10. “Drievoudige verwarmer”. Het concept “Drievoudige verwarmer” omvat de bovenste, middelste en onderste verwarmers. De bovenste verwarmer bevindt zich boven het diafragma en omvat de dichte organen van het hart en de longen. De middelste verwarmer ligt in de buikstreek ter hoogte van de maag en omvat het dichte orgaan de milt en het holle orgaan de maag. De onderste verwarmer ligt onder de navel in de onderbuik en omvat de twee dichte organen, de lever en nieren en de holle organen de dunne darm, de dikke darm en de blaas. De drievoudige verwarmer regelt de werking van alle interne organen en als u iets gelijksoortigs zoekt vanuit een westers perspectief zou dit neerkomen op het endocriene systeem. Hoewel het hier natuurlijk alleen een fysiologische overeenkomst betreft en niet over de energiecirculatie zoals de Chinese geneeskunde dat ziet.
11. “Galblaas”. Volgens de concepten van de Chinese geneeskunde heeft de galblaas een tweeledig doel: het verzamelen van gal en het uitscheiden ervan naar het spijsverteringskanaal. De Qi van de galblaas gaat samen met de mentale toestand van iemand. Mentale ziektes en psychosomatische kwalen zoals insomnia, intensief dromen, hartkloppingen etc., worden in de Chinese geneeskunde vaak behandeld via de galblaas. De galblaas is nauw verbonden met de maag en milt en ondersteunt ze bij het uitvoeren van de verteringsfunctie.
12. “Lever”. Volgens de concepten van de Chinese geneeskunde voert de lever de volgende functies uit:
1. Accumulatie en reguleren van het bloed.
2. Vervoer en uitscheiden van diverse stoffen uit het lichaam.
3. Besturen van de pezen.
Tijdens de Tang-dynastie schreef de Chinese arts Wang Bin in het commentaar van het boek “Su-wen”: “De lever verzamelt bloed en het hart vervoert het. Als iemand beweegt, wordt het bloed naar de vaten gestuurd. Als iemand rust dan stroomt het bloed terug naar de lever.”

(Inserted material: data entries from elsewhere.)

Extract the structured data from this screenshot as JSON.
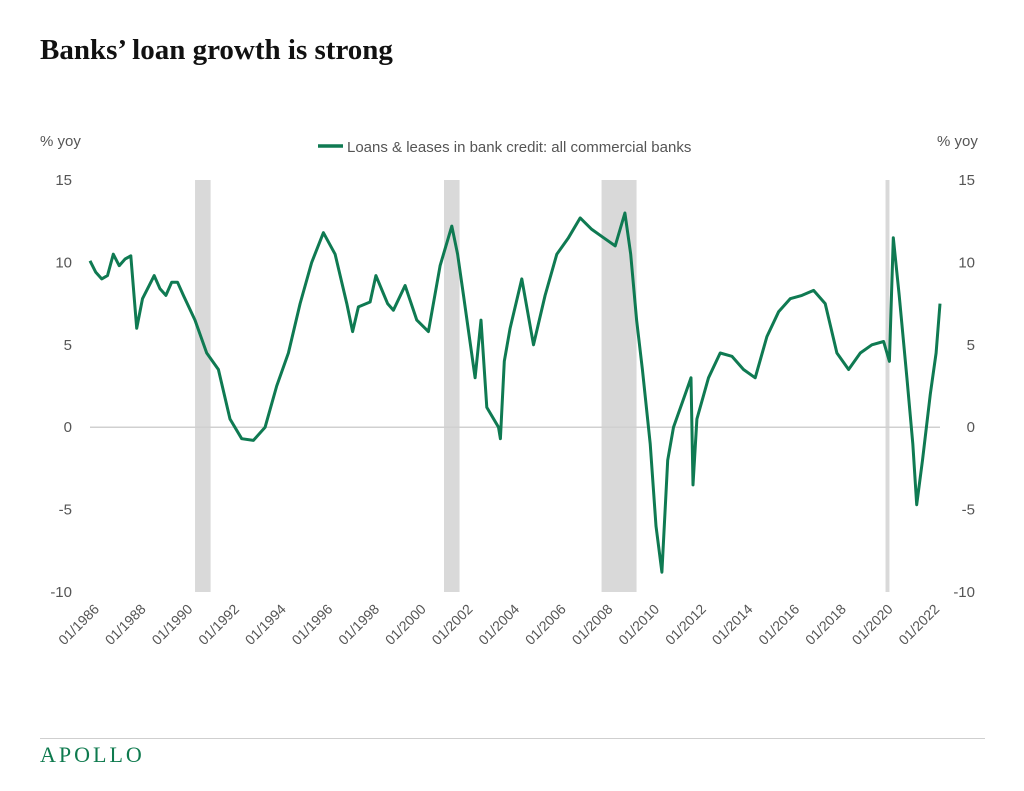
{
  "title": "Banks’ loan growth is strong",
  "brand": "APOLLO",
  "colors": {
    "series": "#0f7a52",
    "recession": "#d9d9d9",
    "zero_line": "#d0d0d0",
    "axis_text": "#555555"
  },
  "chart_data": {
    "type": "line",
    "ylabel_left": "% yoy",
    "ylabel_right": "% yoy",
    "ylim": [
      -10,
      15
    ],
    "yticks": [
      15,
      10,
      5,
      0,
      -5,
      -10
    ],
    "xlim": [
      "1986-01",
      "2022-06"
    ],
    "xticks": [
      "01/1986",
      "01/1988",
      "01/1990",
      "01/1992",
      "01/1994",
      "01/1996",
      "01/1998",
      "01/2000",
      "01/2002",
      "01/2004",
      "01/2006",
      "01/2008",
      "01/2010",
      "01/2012",
      "01/2014",
      "01/2016",
      "01/2018",
      "01/2020",
      "01/2022"
    ],
    "legend": {
      "position": "top-center"
    },
    "recessions": [
      {
        "start": "1990-07",
        "end": "1991-03"
      },
      {
        "start": "2001-03",
        "end": "2001-11"
      },
      {
        "start": "2007-12",
        "end": "2009-06"
      },
      {
        "start": "2020-02",
        "end": "2020-04"
      }
    ],
    "series": [
      {
        "name": "Loans & leases in bank credit: all commercial banks",
        "points": [
          [
            "1986-01",
            10.1
          ],
          [
            "1986-04",
            9.4
          ],
          [
            "1986-07",
            9.0
          ],
          [
            "1986-10",
            9.2
          ],
          [
            "1987-01",
            10.5
          ],
          [
            "1987-04",
            9.8
          ],
          [
            "1987-07",
            10.2
          ],
          [
            "1987-10",
            10.4
          ],
          [
            "1988-01",
            6.0
          ],
          [
            "1988-04",
            7.8
          ],
          [
            "1988-07",
            8.5
          ],
          [
            "1988-10",
            9.2
          ],
          [
            "1989-01",
            8.4
          ],
          [
            "1989-04",
            8.0
          ],
          [
            "1989-07",
            8.8
          ],
          [
            "1989-10",
            8.8
          ],
          [
            "1990-01",
            8.0
          ],
          [
            "1990-07",
            6.5
          ],
          [
            "1991-01",
            4.5
          ],
          [
            "1991-07",
            3.5
          ],
          [
            "1992-01",
            0.5
          ],
          [
            "1992-07",
            -0.7
          ],
          [
            "1993-01",
            -0.8
          ],
          [
            "1993-07",
            0.0
          ],
          [
            "1994-01",
            2.5
          ],
          [
            "1994-07",
            4.5
          ],
          [
            "1995-01",
            7.5
          ],
          [
            "1995-07",
            10.0
          ],
          [
            "1996-01",
            11.8
          ],
          [
            "1996-07",
            10.5
          ],
          [
            "1997-01",
            7.5
          ],
          [
            "1997-04",
            5.8
          ],
          [
            "1997-07",
            7.3
          ],
          [
            "1998-01",
            7.6
          ],
          [
            "1998-04",
            9.2
          ],
          [
            "1998-10",
            7.5
          ],
          [
            "1999-01",
            7.1
          ],
          [
            "1999-07",
            8.6
          ],
          [
            "2000-01",
            6.5
          ],
          [
            "2000-07",
            5.8
          ],
          [
            "2001-01",
            9.8
          ],
          [
            "2001-07",
            12.2
          ],
          [
            "2001-10",
            10.5
          ],
          [
            "2002-01",
            8.0
          ],
          [
            "2002-07",
            3.0
          ],
          [
            "2002-10",
            6.5
          ],
          [
            "2003-01",
            1.2
          ],
          [
            "2003-07",
            0.0
          ],
          [
            "2003-08",
            -0.7
          ],
          [
            "2003-10",
            4.0
          ],
          [
            "2004-01",
            6.0
          ],
          [
            "2004-07",
            9.0
          ],
          [
            "2005-01",
            5.0
          ],
          [
            "2005-07",
            8.0
          ],
          [
            "2006-01",
            10.5
          ],
          [
            "2006-07",
            11.5
          ],
          [
            "2007-01",
            12.7
          ],
          [
            "2007-07",
            12.0
          ],
          [
            "2008-01",
            11.5
          ],
          [
            "2008-07",
            11.0
          ],
          [
            "2008-12",
            13.0
          ],
          [
            "2009-03",
            10.5
          ],
          [
            "2009-06",
            6.5
          ],
          [
            "2009-09",
            3.5
          ],
          [
            "2010-01",
            -1.0
          ],
          [
            "2010-04",
            -6.0
          ],
          [
            "2010-07",
            -8.8
          ],
          [
            "2010-10",
            -2.0
          ],
          [
            "2011-01",
            0.0
          ],
          [
            "2011-07",
            2.0
          ],
          [
            "2011-10",
            3.0
          ],
          [
            "2011-11",
            -3.5
          ],
          [
            "2012-01",
            0.5
          ],
          [
            "2012-07",
            3.0
          ],
          [
            "2013-01",
            4.5
          ],
          [
            "2013-07",
            4.3
          ],
          [
            "2014-01",
            3.5
          ],
          [
            "2014-07",
            3.0
          ],
          [
            "2015-01",
            5.5
          ],
          [
            "2015-07",
            7.0
          ],
          [
            "2016-01",
            7.8
          ],
          [
            "2016-07",
            8.0
          ],
          [
            "2017-01",
            8.3
          ],
          [
            "2017-07",
            7.5
          ],
          [
            "2018-01",
            4.5
          ],
          [
            "2018-07",
            3.5
          ],
          [
            "2019-01",
            4.5
          ],
          [
            "2019-07",
            5.0
          ],
          [
            "2020-01",
            5.2
          ],
          [
            "2020-04",
            4.0
          ],
          [
            "2020-06",
            11.5
          ],
          [
            "2020-09",
            8.0
          ],
          [
            "2021-01",
            3.0
          ],
          [
            "2021-04",
            -1.0
          ],
          [
            "2021-06",
            -4.7
          ],
          [
            "2021-09",
            -2.0
          ],
          [
            "2022-01",
            2.0
          ],
          [
            "2022-04",
            4.5
          ],
          [
            "2022-06",
            7.5
          ]
        ]
      }
    ]
  }
}
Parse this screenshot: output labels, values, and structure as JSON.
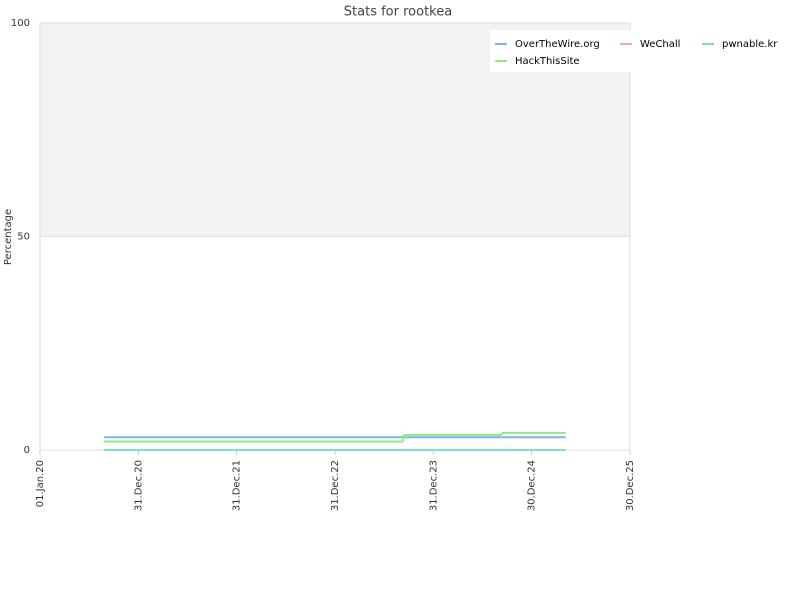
{
  "chart_data": {
    "type": "line",
    "title": "Stats for rootkea",
    "y_label": "Percentage",
    "x": [
      "2020-08-25",
      "2023-09-10",
      "2024-09-10",
      "2025-05-05"
    ],
    "series": [
      {
        "name": "OverTheWire.org",
        "color": "#7cb5ec",
        "values": [
          3,
          3,
          3,
          3
        ]
      },
      {
        "name": "WeChall",
        "color": "#f7a3b0",
        "values": [
          0,
          0,
          0,
          0
        ]
      },
      {
        "name": "pwnable.kr",
        "color": "#7fe0c8",
        "values": [
          0,
          0,
          0,
          0
        ]
      },
      {
        "name": "HackThisSite",
        "color": "#90ed7d",
        "values": [
          2,
          3.5,
          4,
          4
        ]
      }
    ],
    "xlim": [
      "2020-01-01",
      "2025-12-30"
    ],
    "xticks": [
      {
        "value": "2020-01-01",
        "label": "01.Jan.20"
      },
      {
        "value": "2020-12-31",
        "label": "31.Dec.20"
      },
      {
        "value": "2021-12-31",
        "label": "31.Dec.21"
      },
      {
        "value": "2022-12-31",
        "label": "31.Dec.22"
      },
      {
        "value": "2023-12-31",
        "label": "31.Dec.23"
      },
      {
        "value": "2024-12-30",
        "label": "30.Dec.24"
      },
      {
        "value": "2025-12-30",
        "label": "30.Dec.25"
      }
    ],
    "ylim": [
      0,
      100
    ],
    "yticks": [
      0,
      50,
      100
    ],
    "grid": true
  }
}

Een belangrijke functie van het bloed zoals filteren wordt in de Chinese zienswijze uitgelegd als de “de lever houdt van orde”.
Een verstoring van de leverfuncties manifesteert zich hoofdzakelijk in twee gebieden – de psyche en de vertering. In de Chinese geneeskunde is er een regel die zegt dat de mentale toestand van iemand niet alleen door het hart geregeld wordt, maar ook in grote mate door de Qi van de lever. Een verstoring van de leverfuncties leidt tot depressies. De Chinezen zeggen: “de lever houdt van orde, ze houdt niet van zorgen en verdriet”, “sterke woede is schadelijk voor de lever.”
Een andere functie van de lever is het regelen van de pezen. Dit komt omdat de pezen gevoed worden door bloed dat zich verzamelt in de lever. Als er in de lever een tekort is aan bloed, krijgen de pezen niet voldoende voeding.